In fact the school is laid out a bit like a little village in an agrarian landscape. Just as at their peripheries the wings strike out towards the horizon, at the centre they come together to form a little cluster of key places at the city gate: reception, staff lounge and library. Ahead a grand set of stairs to an elevated terrace like a promenade. Beyond this centre is a large plaza-like space, the town square, off which the theatre and gym open. The whole place offers a variety of spatial experience beyond the normal school, laid out block by dogged block.

The College is one large building. Image:  Simon DevittJohn Tolhurst

The wings are each about 12m wide, to maximise natural light and ventilation. The place is full of colour in strong contrast to the local streets where the dead hand of the developer or the dull command of the caveat have muted all individual expression. The school has a bit of a corporate look with its supergraphics and so on, but I don’t mind that: it’s lively and has a sense of mutually shared enterprise. And that is matched with a lot of diversity when you look carefully: little individual gardens, edible and native, a variety of footpath types and directions. Little labels are everywhere, on plants, on the walls, fostering a spirit of inquiry: what’s this plant? Why does it live here? Why is the building shaped like this? What could we do with rainwater? I get the sense that all involved in this design are doing their best to enhance real student achievement, as measured by learning, not just fudged statistics of exam results.

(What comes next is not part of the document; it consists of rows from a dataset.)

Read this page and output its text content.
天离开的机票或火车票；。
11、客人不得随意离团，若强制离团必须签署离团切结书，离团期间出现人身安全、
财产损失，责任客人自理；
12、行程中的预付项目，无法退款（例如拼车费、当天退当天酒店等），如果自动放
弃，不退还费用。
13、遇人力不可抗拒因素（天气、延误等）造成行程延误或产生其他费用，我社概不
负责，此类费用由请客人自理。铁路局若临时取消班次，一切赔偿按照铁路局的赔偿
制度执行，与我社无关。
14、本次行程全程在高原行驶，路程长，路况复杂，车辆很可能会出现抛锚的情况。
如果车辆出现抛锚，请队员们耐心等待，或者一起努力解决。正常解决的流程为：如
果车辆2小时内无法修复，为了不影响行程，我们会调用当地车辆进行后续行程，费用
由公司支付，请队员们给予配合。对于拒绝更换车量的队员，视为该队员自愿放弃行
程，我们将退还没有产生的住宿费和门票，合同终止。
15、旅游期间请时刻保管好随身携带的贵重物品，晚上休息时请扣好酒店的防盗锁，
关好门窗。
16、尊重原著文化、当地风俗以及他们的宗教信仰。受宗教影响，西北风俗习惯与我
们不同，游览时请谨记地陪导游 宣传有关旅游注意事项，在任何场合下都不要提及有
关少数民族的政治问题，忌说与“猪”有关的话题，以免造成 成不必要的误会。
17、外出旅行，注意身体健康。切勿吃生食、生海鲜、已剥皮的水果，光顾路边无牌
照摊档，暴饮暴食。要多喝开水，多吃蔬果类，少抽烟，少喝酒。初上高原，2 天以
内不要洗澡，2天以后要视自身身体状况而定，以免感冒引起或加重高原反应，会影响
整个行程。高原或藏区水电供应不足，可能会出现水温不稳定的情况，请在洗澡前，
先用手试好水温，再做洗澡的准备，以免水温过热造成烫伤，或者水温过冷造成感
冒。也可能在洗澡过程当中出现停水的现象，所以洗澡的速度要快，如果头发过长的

This building may seem like it’s in the middle of nowhere (I’m an Aucklander after all) but really my concern is how suburban development such as Papamoa and throughout the country, has erased any sense of place and contracted the inhabitants’ horizons to that path from the television in the lounge to the big box shopping centre. It may just be because the paint is still fresh on Papamoa College but I could smell a bit of teen spirit here that the lazy avenues lack. ASC have come a long way in developing their design: their first plans showed the repetitive teaching blocks we are used to, laid out in a grid. Now we have a bold and brave plan at work here. This design has been risky for the builders too as ASC and Hawkins won the job as a consortium: the project has needed buy in from everyone as they say. I am looking forward to seeing what the locals make of it.